The Kenyan Premier League Limited has petitioned the Government to re-evaluate its recent budgetary proposal to introduce a uniform 50% tax across board on betting, lottery, gaming and competition firms.

This proposal was fronted by Treasury Cabinet Secretary Henry Rotich when he read the year’s budget on March 30.

“This will help tame gambling in the country which has gained popularity among the youth and a large population,” said Rotich in his speech.

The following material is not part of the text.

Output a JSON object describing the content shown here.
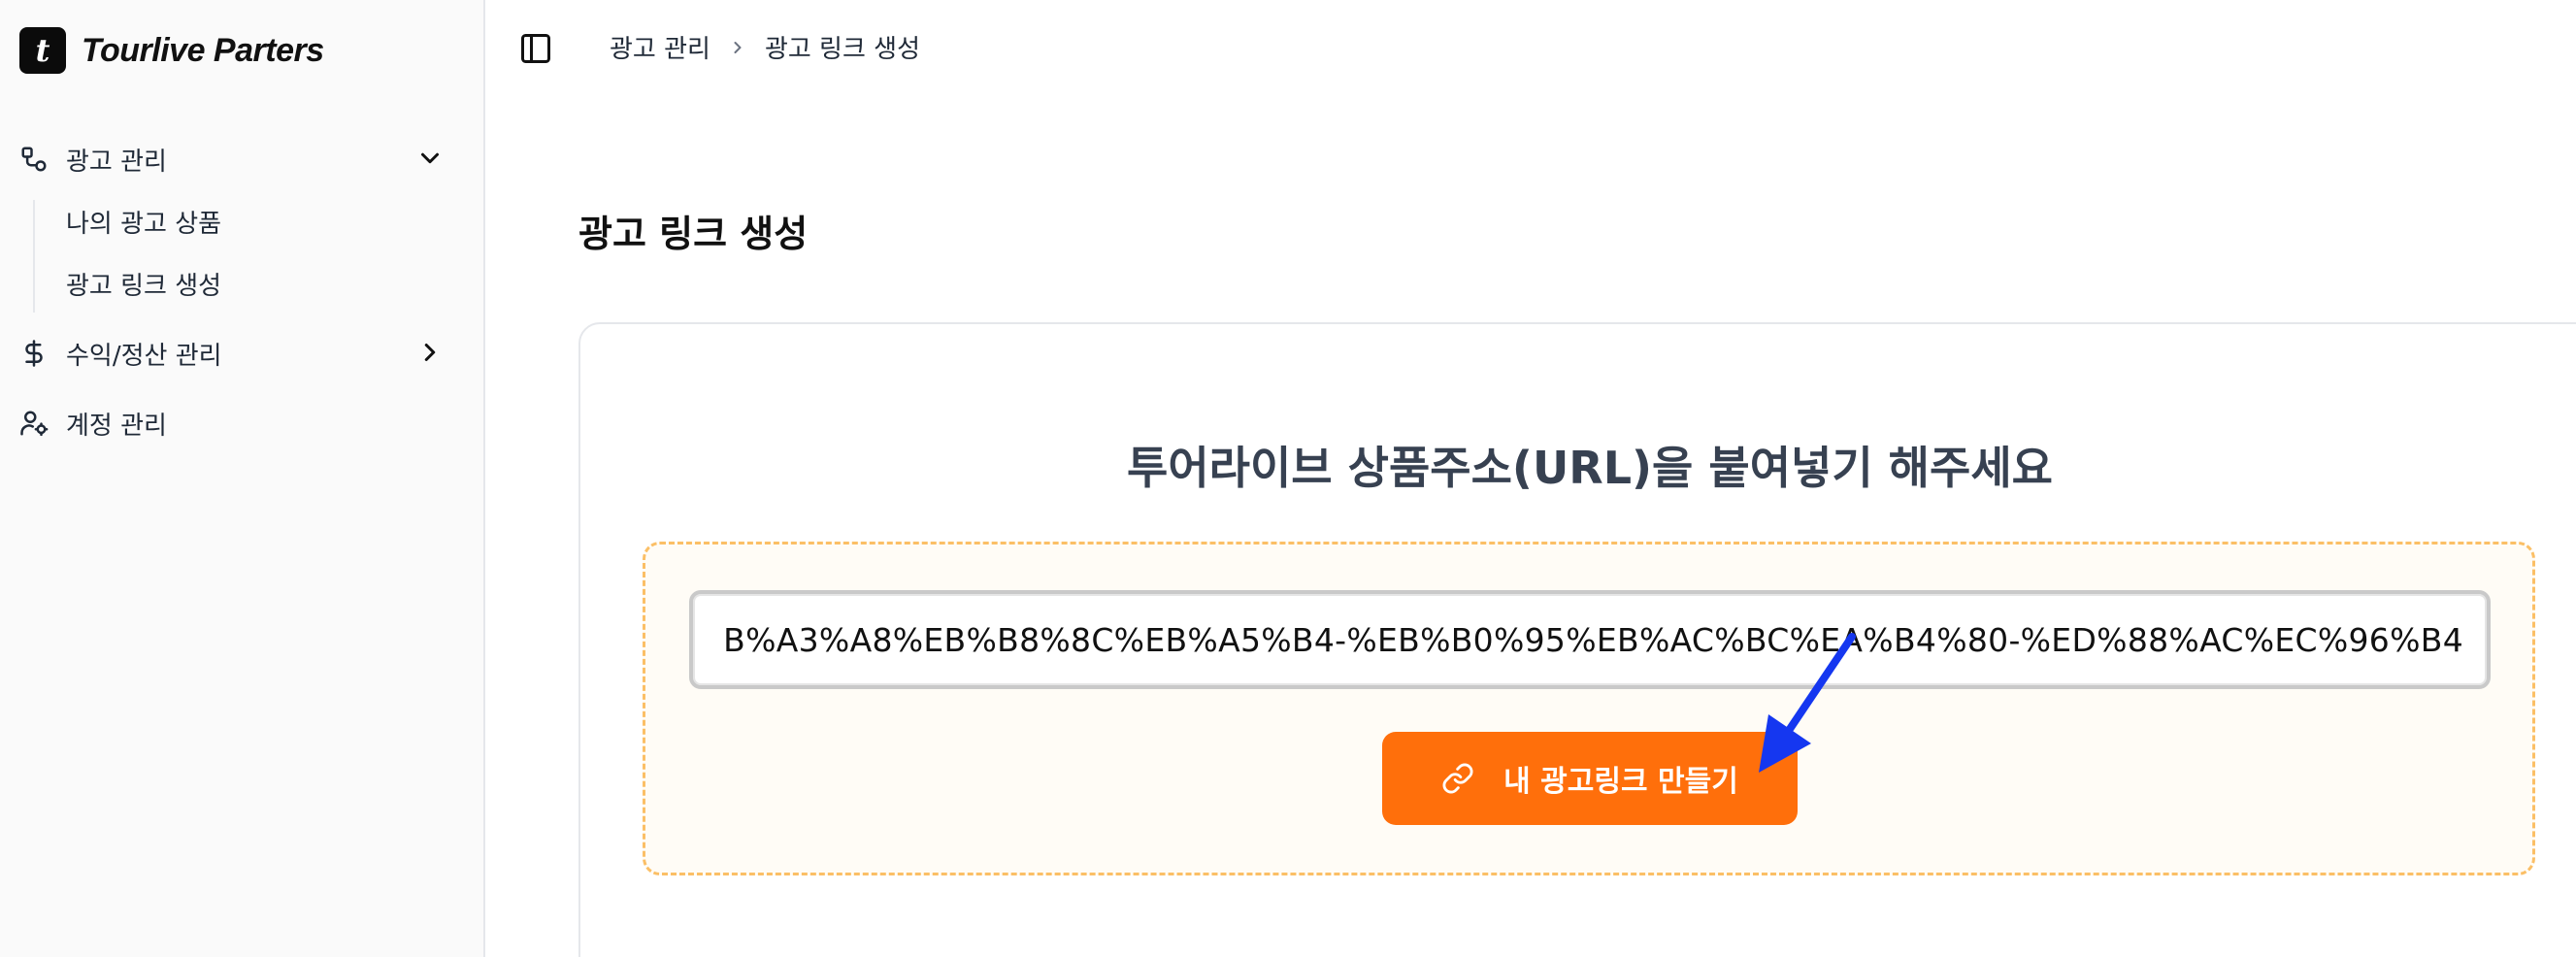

The KPL is however among a number of stakeholders who are opposed to the high tax rates.

BETTING FIRMS

“It is clear there are other industries which (also) benefit from a vibrant sports industry which is currently anchored on the success and exponential growth of betting firms,” KPL CEO Jack Oguda said.

“Collapse of betting will therefore not only lead to a collapse of the sports sector but also other industries which rely on sports for their revenue,” Oguda explained.

The KPL joins a growing list of other stakeholders including Gor Mahia and Sofapaka FC, plus Football Kenya Federation, that have publicly asked Rotich to reconsider the proposal.

Rotich has however been publicly supported by Sports CS Hassan Wario, who says the collected monies will be channeled towards improving infrastructure, plus identifying and nurturing talents.